ABSTRACT
Institute of Mechanics of the Ural Branch of the Russian Academy of Sciences (IM UB RAS), Izhevsk, Russia
11.1 Introduction ................................................................................ 143 11.2 Experimental Researches ........................................................... 144 11.3 Results and Discussion ............................................................... 145 11.3.1 Fe76.1Si13.8b6.1Nb3Cu alloys ............................................ 145 11.3.2 Fe70Cr15B15 Alloys ......................................................... 150 11.4 Conclusion ................................................................................. 152 Keywords .............................................................................................. 153 References ............................................................................................. 153
11.1 INTRODUCTION
The examination of the concentration profiles of the elements distribution in the depth of the surface layer is among the most common tasks for X-ray photoelectron spectroscopy. The surface layers are successively removed through bombardment with ions of noble gasses (argon) in the ultrahigh
vacuum chamber of a spectrometer. The associated effects are examined thoroughly enough [1-4]. The works [4, 5] observed how these effects influence the concentration-profile shape.
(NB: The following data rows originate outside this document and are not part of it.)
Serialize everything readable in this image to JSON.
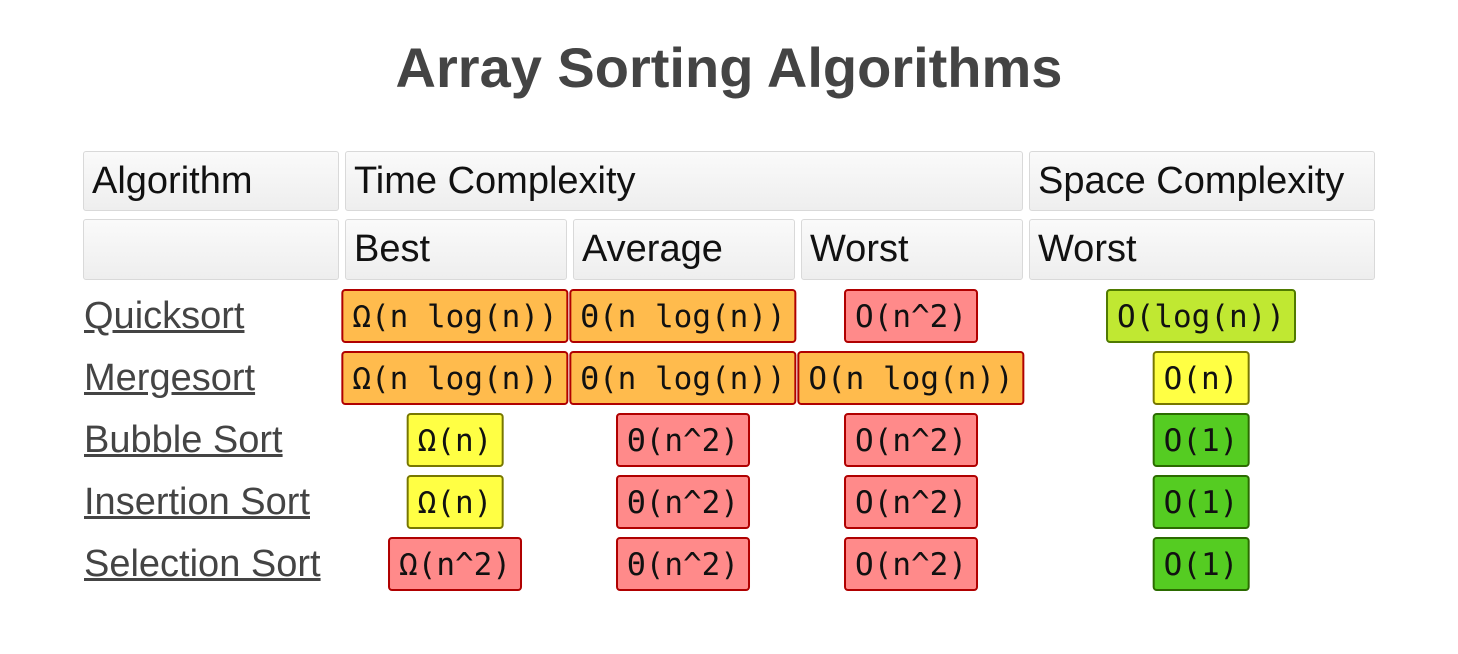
{
  "title": "Array Sorting Algorithms",
  "headers": {
    "algorithm": "Algorithm",
    "time_complexity": "Time Complexity",
    "space_complexity": "Space Complexity",
    "best": "Best",
    "average": "Average",
    "worst": "Worst",
    "space_worst": "Worst"
  },
  "colors": {
    "orange": "#ffbb4d",
    "red": "#ff8a8a",
    "yellow": "#ffff44",
    "lime": "#c0e832",
    "green": "#55cc22",
    "title": "#444444",
    "link": "#444444"
  },
  "rows": [
    {
      "name": "Quicksort",
      "best": {
        "text": "Ω(n log(n))",
        "color": "orange"
      },
      "average": {
        "text": "Θ(n log(n))",
        "color": "orange"
      },
      "worst": {
        "text": "O(n^2)",
        "color": "red"
      },
      "space": {
        "text": "O(log(n))",
        "color": "lime"
      }
    },
    {
      "name": "Mergesort",
      "best": {
        "text": "Ω(n log(n))",
        "color": "orange"
      },
      "average": {
        "text": "Θ(n log(n))",
        "color": "orange"
      },
      "worst": {
        "text": "O(n log(n))",
        "color": "orange"
      },
      "space": {
        "text": "O(n)",
        "color": "yellow"
      }
    },
    {
      "name": "Bubble Sort",
      "best": {
        "text": "Ω(n)",
        "color": "yellow"
      },
      "average": {
        "text": "Θ(n^2)",
        "color": "red"
      },
      "worst": {
        "text": "O(n^2)",
        "color": "red"
      },
      "space": {
        "text": "O(1)",
        "color": "green"
      }
    },
    {
      "name": "Insertion Sort",
      "best": {
        "text": "Ω(n)",
        "color": "yellow"
      },
      "average": {
        "text": "Θ(n^2)",
        "color": "red"
      },
      "worst": {
        "text": "O(n^2)",
        "color": "red"
      },
      "space": {
        "text": "O(1)",
        "color": "green"
      }
    },
    {
      "name": "Selection Sort",
      "best": {
        "text": "Ω(n^2)",
        "color": "red"
      },
      "average": {
        "text": "Θ(n^2)",
        "color": "red"
      },
      "worst": {
        "text": "O(n^2)",
        "color": "red"
      },
      "space": {
        "text": "O(1)",
        "color": "green"
      }
    }
  ]
}
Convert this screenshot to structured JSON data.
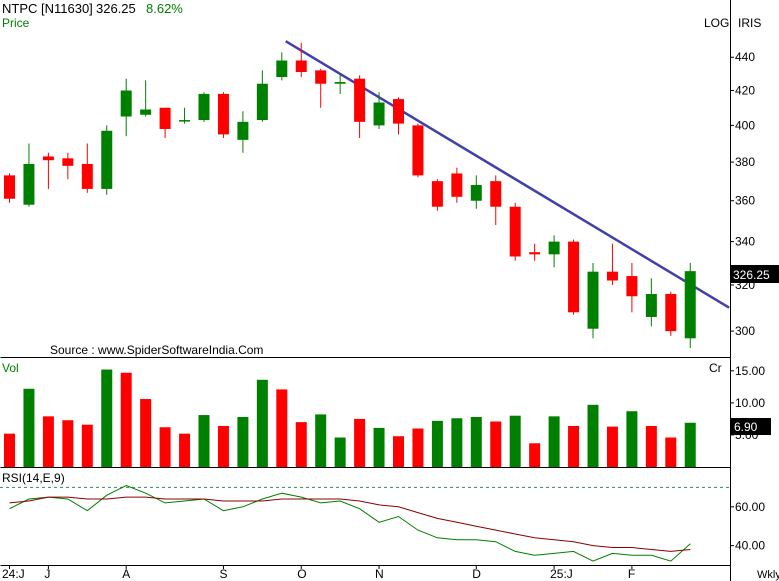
{
  "header": {
    "symbol": "NTPC [N11630]",
    "price": "326.25",
    "change": "8.62%",
    "price_label": "Price",
    "scale_mode": "LOG",
    "style_label": "IRIS",
    "last_price_tag": "326.25"
  },
  "source_text": "Source : www.SpiderSoftwareIndia.Com",
  "volume_panel": {
    "label": "Vol",
    "unit": "Cr",
    "last_value_tag": "6.90"
  },
  "rsi_panel": {
    "label": "RSI(14,E,9)"
  },
  "x_axis": {
    "labels": [
      "24:J",
      "J",
      "A",
      "S",
      "O",
      "N",
      "D",
      "25:J",
      "F"
    ],
    "label_bar_index": [
      0,
      2,
      6,
      11,
      15,
      19,
      24,
      28,
      32
    ],
    "period": "Wkly"
  },
  "chart_data": [
    {
      "type": "candlestick",
      "title": "NTPC [N11630]",
      "ylabel": "Price",
      "scale": "log",
      "ylim": [
        293,
        452
      ],
      "yticks": [
        300,
        320,
        340,
        360,
        380,
        400,
        420,
        440
      ],
      "candles": [
        {
          "o": 373,
          "h": 374,
          "l": 359,
          "c": 361
        },
        {
          "o": 358,
          "h": 390,
          "l": 357,
          "c": 379
        },
        {
          "o": 383,
          "h": 385,
          "l": 366,
          "c": 381
        },
        {
          "o": 382,
          "h": 385,
          "l": 371,
          "c": 378
        },
        {
          "o": 379,
          "h": 390,
          "l": 364,
          "c": 366
        },
        {
          "o": 366,
          "h": 400,
          "l": 363,
          "c": 397
        },
        {
          "o": 405,
          "h": 427,
          "l": 394,
          "c": 420
        },
        {
          "o": 406,
          "h": 426,
          "l": 405,
          "c": 409
        },
        {
          "o": 410,
          "h": 410,
          "l": 393,
          "c": 398
        },
        {
          "o": 403,
          "h": 410,
          "l": 401,
          "c": 403
        },
        {
          "o": 403,
          "h": 419,
          "l": 402,
          "c": 418
        },
        {
          "o": 418,
          "h": 419,
          "l": 393,
          "c": 395
        },
        {
          "o": 392,
          "h": 408,
          "l": 385,
          "c": 402
        },
        {
          "o": 403,
          "h": 432,
          "l": 402,
          "c": 424
        },
        {
          "o": 428,
          "h": 443,
          "l": 426,
          "c": 438
        },
        {
          "o": 438,
          "h": 449,
          "l": 428,
          "c": 431
        },
        {
          "o": 432,
          "h": 433,
          "l": 410,
          "c": 424
        },
        {
          "o": 424,
          "h": 430,
          "l": 418,
          "c": 425
        },
        {
          "o": 427,
          "h": 429,
          "l": 393,
          "c": 402
        },
        {
          "o": 400,
          "h": 419,
          "l": 398,
          "c": 413
        },
        {
          "o": 415,
          "h": 416,
          "l": 395,
          "c": 401
        },
        {
          "o": 400,
          "h": 401,
          "l": 372,
          "c": 373
        },
        {
          "o": 370,
          "h": 371,
          "l": 355,
          "c": 357
        },
        {
          "o": 374,
          "h": 377,
          "l": 359,
          "c": 362
        },
        {
          "o": 360,
          "h": 373,
          "l": 356,
          "c": 368
        },
        {
          "o": 370,
          "h": 373,
          "l": 348,
          "c": 357
        },
        {
          "o": 357,
          "h": 359,
          "l": 331,
          "c": 333
        },
        {
          "o": 335,
          "h": 339,
          "l": 331,
          "c": 334
        },
        {
          "o": 334,
          "h": 343,
          "l": 328,
          "c": 340
        },
        {
          "o": 340,
          "h": 341,
          "l": 307,
          "c": 308
        },
        {
          "o": 301,
          "h": 330,
          "l": 297,
          "c": 326
        },
        {
          "o": 326,
          "h": 339,
          "l": 320,
          "c": 322
        },
        {
          "o": 324,
          "h": 330,
          "l": 308,
          "c": 315
        },
        {
          "o": 306,
          "h": 323,
          "l": 302,
          "c": 316
        },
        {
          "o": 316,
          "h": 317,
          "l": 298,
          "c": 300
        },
        {
          "o": 297,
          "h": 330,
          "l": 293,
          "c": 326.25
        }
      ],
      "trendline": {
        "start": {
          "bar": 14.2,
          "price": 450
        },
        "end": {
          "bar": 37.0,
          "price": 310
        }
      },
      "colors": {
        "up": "#008000",
        "down": "#ff0000",
        "trendline": "#4040a8"
      }
    },
    {
      "type": "bar",
      "ylabel": "Vol",
      "unit": "Cr",
      "ylim": [
        0,
        17
      ],
      "yticks": [
        5,
        10,
        15
      ],
      "values": [
        5.2,
        12.2,
        7.9,
        7.3,
        6.6,
        15.2,
        14.7,
        10.6,
        6.2,
        5.2,
        8.1,
        6.4,
        7.8,
        13.6,
        12.1,
        7.0,
        8.2,
        4.6,
        7.5,
        6.1,
        4.8,
        6.0,
        7.2,
        7.6,
        7.8,
        7.1,
        8.0,
        3.7,
        7.9,
        6.4,
        9.7,
        6.3,
        8.7,
        6.4,
        4.6,
        6.9
      ],
      "directions": [
        "down",
        "up",
        "down",
        "down",
        "down",
        "up",
        "down",
        "down",
        "down",
        "down",
        "up",
        "down",
        "up",
        "up",
        "down",
        "down",
        "up",
        "up",
        "down",
        "up",
        "down",
        "down",
        "up",
        "up",
        "up",
        "down",
        "up",
        "down",
        "up",
        "down",
        "up",
        "down",
        "up",
        "down",
        "down",
        "up"
      ]
    },
    {
      "type": "line",
      "ylabel": "RSI(14,E,9)",
      "ylim": [
        30,
        80
      ],
      "yticks": [
        40,
        60
      ],
      "reference_line": 70,
      "series": [
        {
          "values": [
            59,
            64,
            65,
            64,
            58,
            66,
            71,
            67,
            62,
            63,
            64,
            58,
            60,
            64,
            67,
            65,
            62,
            63,
            59,
            52,
            55,
            48,
            44,
            43,
            43,
            42,
            37,
            35,
            36,
            37,
            32,
            36,
            35,
            35,
            32,
            41
          ],
          "color": "#008000"
        },
        {
          "values": [
            62,
            63,
            65,
            65,
            64,
            64,
            65,
            65,
            64,
            64,
            64,
            63,
            63,
            63,
            64,
            64,
            64,
            64,
            63,
            61,
            60,
            57,
            54,
            52,
            50,
            48,
            46,
            44,
            43,
            42,
            40,
            39,
            39,
            38,
            37,
            38
          ],
          "color": "#8b0000"
        }
      ]
    }
  ]
}
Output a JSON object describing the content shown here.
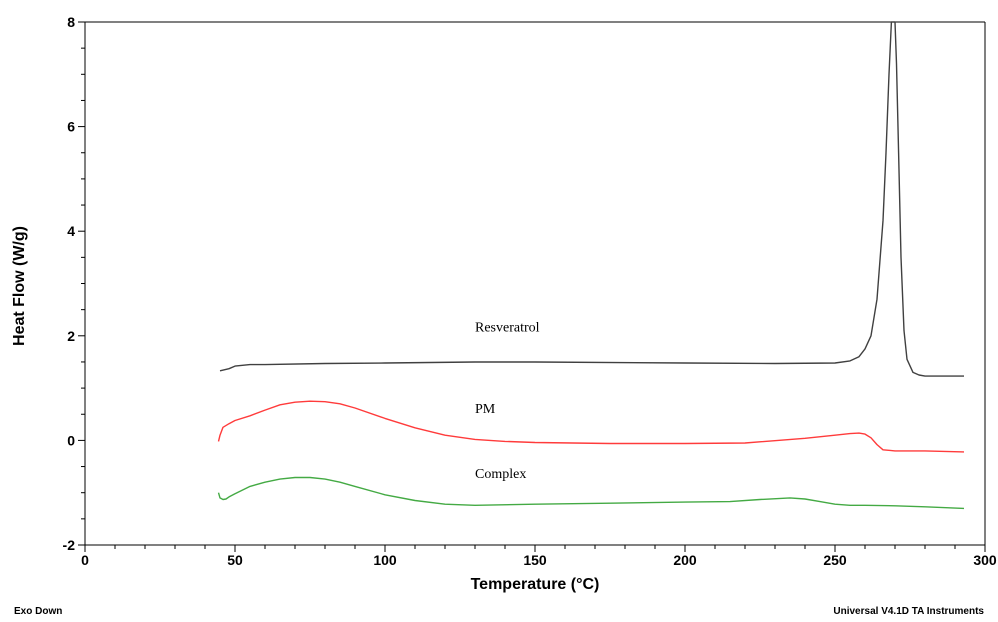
{
  "footer": {
    "left": "Exo Down",
    "right": "Universal V4.1D TA Instruments"
  },
  "chart_data": {
    "type": "line",
    "title": "",
    "xlabel": "Temperature (°C)",
    "ylabel": "Heat Flow (W/g)",
    "xlim": [
      0,
      300
    ],
    "ylim": [
      -2,
      8
    ],
    "xticks": [
      0,
      50,
      100,
      150,
      200,
      250,
      300
    ],
    "yticks": [
      -2,
      0,
      2,
      4,
      6,
      8
    ],
    "grid": false,
    "series": [
      {
        "name": "Resveratrol",
        "color": "#404040",
        "x": [
          45,
          48,
          50,
          55,
          60,
          80,
          100,
          130,
          150,
          200,
          230,
          250,
          255,
          258,
          260,
          262,
          264,
          266,
          267,
          268,
          268.8,
          269.5,
          270,
          270.5,
          271.2,
          272,
          273,
          274,
          276,
          278,
          280,
          285,
          293
        ],
        "y": [
          1.33,
          1.37,
          1.42,
          1.45,
          1.45,
          1.47,
          1.48,
          1.5,
          1.5,
          1.48,
          1.47,
          1.48,
          1.52,
          1.6,
          1.75,
          2.0,
          2.7,
          4.2,
          5.5,
          7.0,
          8.0,
          8.0,
          8.0,
          7.2,
          5.5,
          3.5,
          2.1,
          1.55,
          1.3,
          1.25,
          1.23,
          1.23,
          1.23
        ]
      },
      {
        "name": "PM",
        "color": "#ff3b3b",
        "x": [
          44.5,
          45,
          46,
          48,
          50,
          55,
          60,
          65,
          70,
          75,
          80,
          85,
          90,
          100,
          110,
          120,
          130,
          140,
          150,
          175,
          200,
          220,
          240,
          250,
          255,
          258,
          260,
          262,
          264,
          266,
          270,
          280,
          293
        ],
        "y": [
          -0.02,
          0.1,
          0.25,
          0.32,
          0.38,
          0.47,
          0.58,
          0.68,
          0.73,
          0.75,
          0.74,
          0.7,
          0.62,
          0.42,
          0.24,
          0.1,
          0.02,
          -0.02,
          -0.04,
          -0.06,
          -0.06,
          -0.05,
          0.04,
          0.1,
          0.13,
          0.14,
          0.12,
          0.05,
          -0.08,
          -0.18,
          -0.2,
          -0.2,
          -0.22
        ]
      },
      {
        "name": "Complex",
        "color": "#44aa44",
        "x": [
          44.5,
          45,
          46,
          47,
          48,
          50,
          55,
          60,
          65,
          70,
          75,
          80,
          85,
          90,
          100,
          110,
          120,
          130,
          150,
          175,
          200,
          215,
          225,
          235,
          240,
          245,
          250,
          255,
          260,
          270,
          280,
          293
        ],
        "y": [
          -1.0,
          -1.1,
          -1.13,
          -1.12,
          -1.08,
          -1.02,
          -0.88,
          -0.8,
          -0.74,
          -0.71,
          -0.71,
          -0.74,
          -0.8,
          -0.88,
          -1.04,
          -1.15,
          -1.22,
          -1.24,
          -1.22,
          -1.2,
          -1.18,
          -1.17,
          -1.13,
          -1.1,
          -1.12,
          -1.17,
          -1.22,
          -1.24,
          -1.24,
          -1.25,
          -1.27,
          -1.3
        ]
      }
    ]
  }
}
Most attention was paid to the factors distorting the profiles true shape and to the change of the components chemical condition. Among the reason of the distortion of the concentration-profile shape is the difference between the sputtering yields of pure elements and their compounds. The sputtering yields of the elements within compounds are determined by the nature of the interatomic bond. For example, the sputtering yields of nitrides are higher than of pure metals and corresponding borides, even though their sublattices are equal [1]. Such dependence of the sputtering yield on the elements chemical condition supposes that ion bombardment of a multialloy will give nonuniform etching and phases with lower etching coefficients will be represented as prominent unevenness; so they will create or aggravate surface roughness. The roughness changes the surface layers thickness that contributes to the X-ray photoelectron spectrum and influences the proportion of the signals from the substrate and walls of the unevennesses [4]. The work [6] shows that the spectral lines are mostly influenced by the structural inhomogeneities of dozens and hundreds of nanometers. The structural inhomogeneities smaller than 10 nm and bigger than 1000 nm produce far less or no effect on the signal intensity; therefore, they should not deform concentration profiles
This paper observes how the structural condition of the amorphous alloys surface influences the shape of the concentration profiles reflecting the distribution of the components in the depth of the alloy.